# Snowdrift farms



## dvm-mommy (Feb 5, 2009)

Anyone have experience with their FO's? 
I bought lye from them..is there a cheaper source? Which , BTW- they are having 20% off their lye for May...

http://www.snowdriftfarm.com/dry.html


----------



## Amanda Lee (Aug 20, 2008)

Sorry I have never bought from them. 

Call local pool supplie places, chemical supplies or janitorial suppliers. Ask for Caustic Soda. Make sure it is at least 97% pure or your soap will not set up right. 

Try your best to find it locally b/c shipping will kill your wallet! 
I started out buying 1lbs bottles of Robric lye that I found at several local owned grocery stores. That cost $3 a bottle. 
Check hardwear stores but make sure it says 100% lye and with no metal flakes in it.
Good Luck!


----------



## Guest (May 6, 2009)

Their FO's are great, but expensive... there are many suppliers out there cheaper with great fragrances.. check the stickies on here for them.. 
Yes, you can get lye cheaper locally, but you will usually buy in large bags this way.. this is great for me, but not the family only soaper
Barb


----------



## NubianSoaps.com (Oct 26, 2007)

The reason you want 100% sodium hydroxide no matter what they call it, caustic soda, soda beads etc....is that when used in plumbing anything under 100% contains metal flakes that with liquid clogs in drain, cut up hair and grease clogs so it doesn't make soap in the pipes. You then can have metal flakes in your lye for your soap if you don't use 100% sodium hydroxide, or the impurities wanted in drain cleaners. Vicki


----------



## deJardine (Apr 29, 2009)

Ugh. I had done a lot of business prior to my last order. I waited and waited... got sever emails saying they were out of what I ordered... after over a month I called and they gave me a total run around! I was so upset - no apology was offered and the gal was quite RUDE. 
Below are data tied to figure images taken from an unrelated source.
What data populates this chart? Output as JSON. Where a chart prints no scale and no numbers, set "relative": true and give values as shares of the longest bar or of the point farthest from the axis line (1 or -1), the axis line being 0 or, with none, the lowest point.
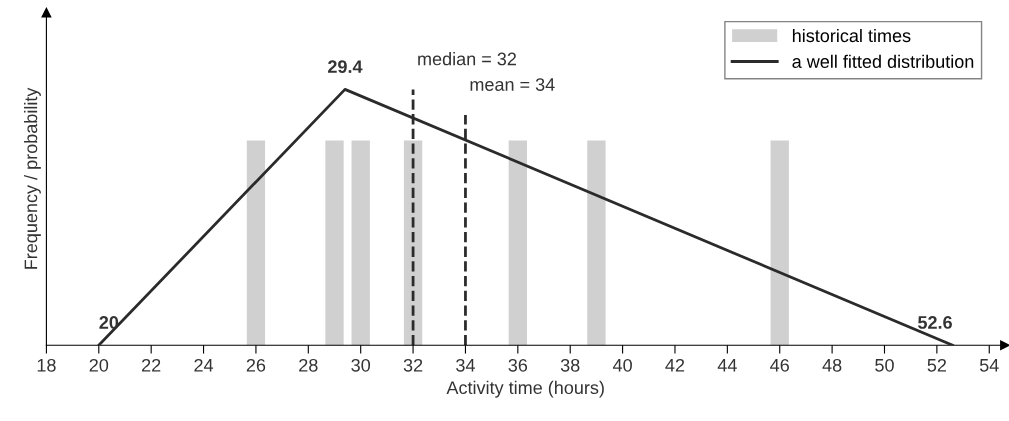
{
  "chart_data": {
    "type": "line",
    "xlabel": "Activity time (hours)",
    "ylabel": "Frequency / probability",
    "relative": true,
    "xlim": [
      18,
      54.6
    ],
    "xticks": [
      18,
      20,
      22,
      24,
      26,
      28,
      30,
      32,
      34,
      36,
      38,
      40,
      42,
      44,
      46,
      48,
      50,
      52,
      54
    ],
    "series": [
      {
        "name": "historical times",
        "type": "bar",
        "color": "#d0d0d0",
        "x": [
          26,
          29,
          30,
          32,
          36,
          39,
          46
        ],
        "values": [
          0.8,
          0.8,
          0.8,
          0.8,
          0.8,
          0.8,
          0.8
        ]
      },
      {
        "name": "a well fitted distribution",
        "color": "#2b2b2b",
        "x": [
          20,
          29.4,
          52.6
        ],
        "values": [
          0,
          1,
          0
        ]
      }
    ],
    "ref_lines": [
      {
        "axis": "x",
        "value": 32,
        "label": "median = 32",
        "line_style": "dashed",
        "color": "#2b2b2b"
      },
      {
        "axis": "x",
        "value": 34,
        "label": "mean = 34",
        "line_style": "dashed",
        "color": "#2b2b2b"
      }
    ],
    "annotations": [
      {
        "text": "20",
        "x": 20,
        "y": 0
      },
      {
        "text": "29.4",
        "x": 29.4,
        "y": 1
      },
      {
        "text": "52.6",
        "x": 52.6,
        "y": 0
      }
    ],
    "legend": "top right",
    "grid": false,
    "tick_labels": "x"
  }
}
I won't ever order from them again. I have plenty of cash to spend on companies who treat their customers well than to waste time on a company who is lax in customer service.


----------



## DostThouHaveMilk (Oct 25, 2007)

http://www.naturesgardencandles.com/
Nature's Garden is in Ohio nd quite easy to work with. Their scents are nice and tey have a very good selection. Your order will arrive in a day as well since you are in Ohio. Well, mine do in any case.


----------



## Guest (May 14, 2009)

I also found Snowdrift Farms a bit difficult to work with - very slow service. However, they do have nice products.

Sara


----------